To ensure food safety, the FDA recommends the following as minimum internal cooking temperatures:

  • Steak and Pork 145° F (rest cooked meat, 3 minutes) |
  • Seafood 145° F |
  • Chicken 165° F |
  • Ground Beef 160° F |
  • Ground Turkey 165° F |
  • Ground Pork 160° F
  1. 1

    PREPARE THE INGREDIENTS

    While oil heats, pat chicken breasts dry, and season both sides with a pinch of pepper. Combine half of sour cream with and 1 Tbsp. water in a mixing bowl. Place flour in another mixing bowl.

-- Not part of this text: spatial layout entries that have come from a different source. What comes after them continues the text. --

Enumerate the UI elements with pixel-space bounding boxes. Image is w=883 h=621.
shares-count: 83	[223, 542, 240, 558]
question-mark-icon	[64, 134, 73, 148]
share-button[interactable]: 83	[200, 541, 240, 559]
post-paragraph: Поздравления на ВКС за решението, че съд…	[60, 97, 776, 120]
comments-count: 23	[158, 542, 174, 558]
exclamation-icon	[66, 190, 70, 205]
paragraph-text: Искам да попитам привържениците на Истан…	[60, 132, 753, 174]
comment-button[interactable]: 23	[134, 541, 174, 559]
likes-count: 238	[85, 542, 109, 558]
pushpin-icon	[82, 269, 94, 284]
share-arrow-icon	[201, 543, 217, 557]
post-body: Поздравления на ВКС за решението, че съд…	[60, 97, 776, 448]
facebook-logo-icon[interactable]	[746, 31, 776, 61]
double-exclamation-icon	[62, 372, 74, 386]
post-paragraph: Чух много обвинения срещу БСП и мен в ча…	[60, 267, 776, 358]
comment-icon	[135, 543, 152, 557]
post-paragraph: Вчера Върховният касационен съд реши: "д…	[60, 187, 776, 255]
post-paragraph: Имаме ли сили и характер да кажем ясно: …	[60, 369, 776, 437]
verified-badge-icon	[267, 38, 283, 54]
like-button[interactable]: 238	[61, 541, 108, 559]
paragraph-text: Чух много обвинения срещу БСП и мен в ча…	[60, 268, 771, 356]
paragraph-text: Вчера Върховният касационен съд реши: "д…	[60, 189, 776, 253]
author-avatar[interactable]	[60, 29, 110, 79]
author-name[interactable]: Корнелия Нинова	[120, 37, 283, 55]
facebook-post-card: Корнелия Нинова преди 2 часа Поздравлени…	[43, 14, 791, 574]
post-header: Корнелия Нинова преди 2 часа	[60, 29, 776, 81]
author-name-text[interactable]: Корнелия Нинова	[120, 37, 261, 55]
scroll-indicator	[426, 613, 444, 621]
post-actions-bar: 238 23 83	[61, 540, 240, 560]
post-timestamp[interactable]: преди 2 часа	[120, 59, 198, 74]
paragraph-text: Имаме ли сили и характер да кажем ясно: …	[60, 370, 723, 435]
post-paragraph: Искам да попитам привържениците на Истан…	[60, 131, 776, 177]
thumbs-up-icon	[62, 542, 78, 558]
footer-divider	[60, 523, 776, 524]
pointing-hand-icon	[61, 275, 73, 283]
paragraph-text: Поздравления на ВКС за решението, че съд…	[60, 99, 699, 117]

Dip half of diced chicken breast in sour cream-water mixture, then coat in chicken breading, shaking off any excess. Repeat with second half of diced chicken breast.

  2. 2

    Slaw

    Im a medium combine shaved brussels, remaining sour cream and buttermilk seasoning. mix well and place in fridge until later step.

  3. 3

    FRY THE CHICKEN

    Line a plate with a paper towel. Test oil temperature by adding a pinch of chicken breading to it. It should sizzle gently. If it browns immediately, turn heat down and let oil cool. If it doesn't brown, increase heat. Lay chicken breasts away from you in hot oil and flip every 3-5 minutes until golden brown and chicken reaches a minimum internal temperature of 165 degrees, 8-10 minutes Transfer chicken to towel-lined plate. Rest at least 5 minutes.

  4. 4

    WARM TORTILLA

    Wrap tortillas in a damp paper towel and microwave until warmed, 30-60 seconds.

  5. 5

    FINISH DISH

    Plate dish as pictured on front of card, filling tortillas with chicken, slaw, comeback sauce, cheese, and crispy onions. Bon appétit!